Jed was inside the sofa-cushion fort and so was LJ. They were both ten now. Jed had on his squid suit and LJ had on bunny slippers. “I’d like to disappear one day,” LJ’s mom was saying, in the kitchen. She talked in a soft, uninflected way, like it was just to herself. “I get the feeling sometimes that I can do that. It’s like there’s some place I really want to go to, and I’m not sure where, but I can still go. I think I’d really like that. I’d sit down one afternoon. I’d say, ‘Okay now, Susan, time to go.’ Clasp my hands or something. Then I’d do it. I’d just be gone then. No one would know. I wouldn’t even know.” Jed and LJ were crawling through the fort, which tunneled around and over the sofa. Jed was anticipating the part where he’d go up, onto the sofa, then over, in a drop, to the carpet. LJ was listening to her bunny slippers shuffling behind her — like real bunnies, she was thinking, baby ones.
That night Jed woke up. He was on the floor, on blankets. He saw in the reflection of the TV that LJ’s mom was lying on the sofa, behind him. Her eyes were open. She lay on her side and looked very awake. She looked worried, Jed thought.
She shut her eyes tight and kept them scrunched like that — hard. Then she slowly opened them until they became very wide. She blinked a few times, but kept her eyes large and round, her face a face of surprise. Then she stopped that and looked worried again.
Jed watched her in the TV. He remembered something — his dad and LJ’s mom, one night in the front yard; she was on the grass, crying. He had forgotten. He thought of all the time since then — it seemed so long ago — and that LJ’s mom was still sad, even now. He pushed his blanket off his body and stood up. His dad and LJ were asleep on the floor. He looked at LJ’s mom. Outside, through the sliding glass door, the small, low moon was glowing bright and impressive, like something trying very hard — wanting, maybe, to be a real planet. “You can’t sleep?” Jed said. LJ’s mom was smiling at him. “Jed,” she whispered after a while. “Did you just say something?” She yawned and let her mouth go large and wide and her eyes get watery.

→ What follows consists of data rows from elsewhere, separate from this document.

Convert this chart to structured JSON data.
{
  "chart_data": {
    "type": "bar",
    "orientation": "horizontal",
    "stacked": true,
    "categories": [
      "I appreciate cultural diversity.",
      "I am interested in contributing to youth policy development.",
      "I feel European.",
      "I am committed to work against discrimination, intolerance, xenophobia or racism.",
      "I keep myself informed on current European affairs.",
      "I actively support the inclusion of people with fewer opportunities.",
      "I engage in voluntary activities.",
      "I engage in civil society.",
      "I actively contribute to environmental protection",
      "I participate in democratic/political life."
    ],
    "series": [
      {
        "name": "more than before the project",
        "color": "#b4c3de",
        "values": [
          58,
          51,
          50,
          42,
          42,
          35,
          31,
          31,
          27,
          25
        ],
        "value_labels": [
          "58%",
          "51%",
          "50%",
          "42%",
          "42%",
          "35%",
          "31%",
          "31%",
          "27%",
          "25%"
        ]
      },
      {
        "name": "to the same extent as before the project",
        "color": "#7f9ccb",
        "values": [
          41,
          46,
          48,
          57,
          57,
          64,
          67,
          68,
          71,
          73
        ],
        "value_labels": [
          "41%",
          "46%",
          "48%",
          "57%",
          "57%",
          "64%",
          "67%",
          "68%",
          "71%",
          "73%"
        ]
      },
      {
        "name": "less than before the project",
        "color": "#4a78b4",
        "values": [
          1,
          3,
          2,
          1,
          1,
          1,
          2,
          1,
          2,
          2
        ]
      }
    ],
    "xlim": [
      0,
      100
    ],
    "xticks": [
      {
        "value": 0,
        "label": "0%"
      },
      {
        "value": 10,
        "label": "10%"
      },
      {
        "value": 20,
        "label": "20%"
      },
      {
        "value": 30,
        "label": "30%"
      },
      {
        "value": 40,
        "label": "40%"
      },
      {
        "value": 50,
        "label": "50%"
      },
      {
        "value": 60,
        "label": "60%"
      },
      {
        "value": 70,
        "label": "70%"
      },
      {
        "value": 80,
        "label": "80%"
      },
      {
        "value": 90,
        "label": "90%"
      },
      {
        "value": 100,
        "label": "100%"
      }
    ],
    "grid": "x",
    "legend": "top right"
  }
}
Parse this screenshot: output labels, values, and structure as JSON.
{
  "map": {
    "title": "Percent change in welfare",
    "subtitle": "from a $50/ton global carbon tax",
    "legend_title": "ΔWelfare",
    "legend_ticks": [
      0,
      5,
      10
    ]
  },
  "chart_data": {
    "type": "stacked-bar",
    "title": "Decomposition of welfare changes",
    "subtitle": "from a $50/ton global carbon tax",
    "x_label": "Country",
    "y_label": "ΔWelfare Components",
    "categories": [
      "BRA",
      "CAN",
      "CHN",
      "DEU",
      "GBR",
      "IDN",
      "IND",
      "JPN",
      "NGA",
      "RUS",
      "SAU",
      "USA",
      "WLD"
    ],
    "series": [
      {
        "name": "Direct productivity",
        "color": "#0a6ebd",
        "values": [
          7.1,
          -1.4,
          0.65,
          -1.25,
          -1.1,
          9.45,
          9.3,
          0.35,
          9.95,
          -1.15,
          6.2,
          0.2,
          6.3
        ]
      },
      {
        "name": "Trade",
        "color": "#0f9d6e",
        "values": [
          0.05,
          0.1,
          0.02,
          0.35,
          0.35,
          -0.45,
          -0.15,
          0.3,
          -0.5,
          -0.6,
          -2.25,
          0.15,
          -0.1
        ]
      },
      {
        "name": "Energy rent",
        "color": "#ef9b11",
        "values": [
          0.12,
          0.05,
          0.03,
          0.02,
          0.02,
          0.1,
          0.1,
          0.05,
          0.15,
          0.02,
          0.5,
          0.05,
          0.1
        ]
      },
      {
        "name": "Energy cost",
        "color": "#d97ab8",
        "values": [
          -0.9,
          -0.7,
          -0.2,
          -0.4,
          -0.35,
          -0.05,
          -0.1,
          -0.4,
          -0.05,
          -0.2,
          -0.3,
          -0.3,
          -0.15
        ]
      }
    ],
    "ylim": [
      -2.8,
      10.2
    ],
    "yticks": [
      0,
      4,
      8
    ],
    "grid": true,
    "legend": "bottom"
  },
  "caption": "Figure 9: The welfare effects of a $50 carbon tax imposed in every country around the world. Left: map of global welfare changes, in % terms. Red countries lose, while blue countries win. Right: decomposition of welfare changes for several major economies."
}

Jed watched that, then lay back down and pulled his blanket over his head, and closed his eyes. From somewhere far away, there was the tired, tortured noise of someone screaming, the human voice of it deadened and decentralized, but there — something of concern and procrastination, wretched and veering and through the throat. Jed felt very awake. His eyes beat lightly against his closed lids. They wouldn’t keep still, and as he concentrated on them, as he tried to stop their trembling, he began to feel that he was going to cry. He didn’t know why, but he was affected suddenly in this way. He was going to cry. But then he didn’t. He felt instead a bit out of breath, felt a kind of anxiety, a quickening, something hollow and neutral moving up through his chest. He felt excited, but in a rushed and terrible way. What he felt, it was less a feeling than a kind of knowledge; it was a subtle knowing, an almost knowing, that he was here — that he was once, and now, here — but that he would someday no longer be; and so here he was, then, leaving, all so fast and calm and without a fight, without a way to fight, but just this haze of departure, steady and always and all so like a dream, this leaving without having ever been there. It was as if he were already gone.